AMONG TASMANIA’S unfunded local filmmaking heroes is dedicated football fan Martin Duffy.
By day, 38 year old Duffy makes multimedia promos for corporations, dance events and bands. His footy clips are often aired on Win TV. After hours, Duffy’s coverage of regional footy games ranges from the ridiculous to the sublime, capturing the cleanest goals and the worst dropped balls, all part of the unique essence of Tasmanian football, he believes. With gentle wit and great camera style Duffy explores the passions surrounding local footy games, from loyal tuck shop ladies running pie ovens and tea urns, to kids’ kick offs, and his unique statewide “Sav Test”.

Why haven’t we seen this talented filmmaker’s work before? Until now, Duffy’s spare energy has been dedicated to his free internet website, DuffTV, (wwwdufftv.com.au), presenting clips of local games and footy events. Viewers subscribe free to Duff TV’s weekly updates and new material. Next month, Duffy will launch “The Map”, a weekly “people’s football” show pilot, “to breakdown barriers, tell our own stories and put the “real” person back on the map”, he says. “Tasmanian TV used to have a much more local feel, broadcasting kids, sports and chat show programs about regional issues, making isolated island people feel they mattered.
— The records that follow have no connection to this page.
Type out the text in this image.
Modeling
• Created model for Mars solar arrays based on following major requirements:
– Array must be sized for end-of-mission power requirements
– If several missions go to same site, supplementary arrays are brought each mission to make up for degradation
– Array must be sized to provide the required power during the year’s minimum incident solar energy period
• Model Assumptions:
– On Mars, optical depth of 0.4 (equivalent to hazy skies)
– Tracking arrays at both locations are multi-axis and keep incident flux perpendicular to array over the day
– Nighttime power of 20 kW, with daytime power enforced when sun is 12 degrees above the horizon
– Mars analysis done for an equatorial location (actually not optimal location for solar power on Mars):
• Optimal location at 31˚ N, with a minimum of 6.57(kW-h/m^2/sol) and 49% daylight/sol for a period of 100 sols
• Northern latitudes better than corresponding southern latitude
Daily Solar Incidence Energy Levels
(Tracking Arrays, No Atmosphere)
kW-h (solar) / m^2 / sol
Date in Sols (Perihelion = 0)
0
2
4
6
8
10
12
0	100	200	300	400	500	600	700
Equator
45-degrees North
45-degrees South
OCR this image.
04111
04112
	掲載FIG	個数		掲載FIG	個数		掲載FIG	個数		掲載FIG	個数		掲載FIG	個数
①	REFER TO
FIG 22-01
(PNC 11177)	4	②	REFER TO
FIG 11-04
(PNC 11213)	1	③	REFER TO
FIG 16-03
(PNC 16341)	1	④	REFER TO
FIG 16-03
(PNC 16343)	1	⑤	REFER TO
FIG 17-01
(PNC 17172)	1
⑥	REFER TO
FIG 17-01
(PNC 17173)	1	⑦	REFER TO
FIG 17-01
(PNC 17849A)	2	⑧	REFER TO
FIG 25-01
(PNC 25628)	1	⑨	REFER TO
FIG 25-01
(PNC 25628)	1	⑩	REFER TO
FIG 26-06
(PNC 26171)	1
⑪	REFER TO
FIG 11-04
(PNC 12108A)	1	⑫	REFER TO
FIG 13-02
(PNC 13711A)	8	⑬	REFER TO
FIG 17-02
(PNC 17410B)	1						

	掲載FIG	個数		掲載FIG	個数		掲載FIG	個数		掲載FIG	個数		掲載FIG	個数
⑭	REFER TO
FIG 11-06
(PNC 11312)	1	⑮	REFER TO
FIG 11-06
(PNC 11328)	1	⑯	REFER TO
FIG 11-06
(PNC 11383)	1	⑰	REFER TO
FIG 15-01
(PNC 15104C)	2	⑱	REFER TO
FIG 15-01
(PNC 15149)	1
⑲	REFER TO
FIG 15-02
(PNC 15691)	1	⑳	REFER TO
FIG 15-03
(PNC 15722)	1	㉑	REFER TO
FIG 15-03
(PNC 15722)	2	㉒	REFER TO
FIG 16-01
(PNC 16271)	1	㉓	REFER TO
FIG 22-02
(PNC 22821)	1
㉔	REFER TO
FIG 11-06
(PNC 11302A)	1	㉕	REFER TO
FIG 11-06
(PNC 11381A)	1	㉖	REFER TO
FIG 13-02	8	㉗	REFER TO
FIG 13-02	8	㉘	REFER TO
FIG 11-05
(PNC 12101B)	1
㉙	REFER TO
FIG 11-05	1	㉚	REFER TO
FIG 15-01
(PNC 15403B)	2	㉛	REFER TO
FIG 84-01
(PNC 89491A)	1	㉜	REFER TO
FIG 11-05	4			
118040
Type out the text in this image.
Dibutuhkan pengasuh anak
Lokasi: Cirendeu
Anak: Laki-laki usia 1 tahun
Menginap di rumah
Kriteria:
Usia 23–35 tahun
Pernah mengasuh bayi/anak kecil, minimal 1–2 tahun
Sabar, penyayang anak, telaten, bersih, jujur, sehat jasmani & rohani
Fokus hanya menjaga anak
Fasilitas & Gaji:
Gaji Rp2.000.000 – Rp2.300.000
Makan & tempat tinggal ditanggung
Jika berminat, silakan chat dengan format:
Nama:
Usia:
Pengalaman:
Anyone covered on these programs walked tall and communities were more closely bound.” Broadband changes the nature of community TV content and access, Duffy believes. “We’ve had the same generic national programs for decades, but soon people will get 80CM TV/computer monitors connected to free-to-air TV, cable and internet content.”

Internet video broadcasting is where indie filmmakers like Duffy will triumph, he feels. Although online ads and website partnership revenues are still small, exposure to global footy fans is growing fast. “The Map” increases Duffy’s sponsorship opportunities tremendously he believes. Meanwhile, from his vast trove of interviews with footy stars and fans at Tasmania’s many district matches, another story may emerge. While Duffy’s do-it-yourself dream of a weekly online local footy show doesn’t yet attract film funding, his dogged initiative in internet broadcasting may soon offer compelling alternatives to mainstream Tasmanian stories.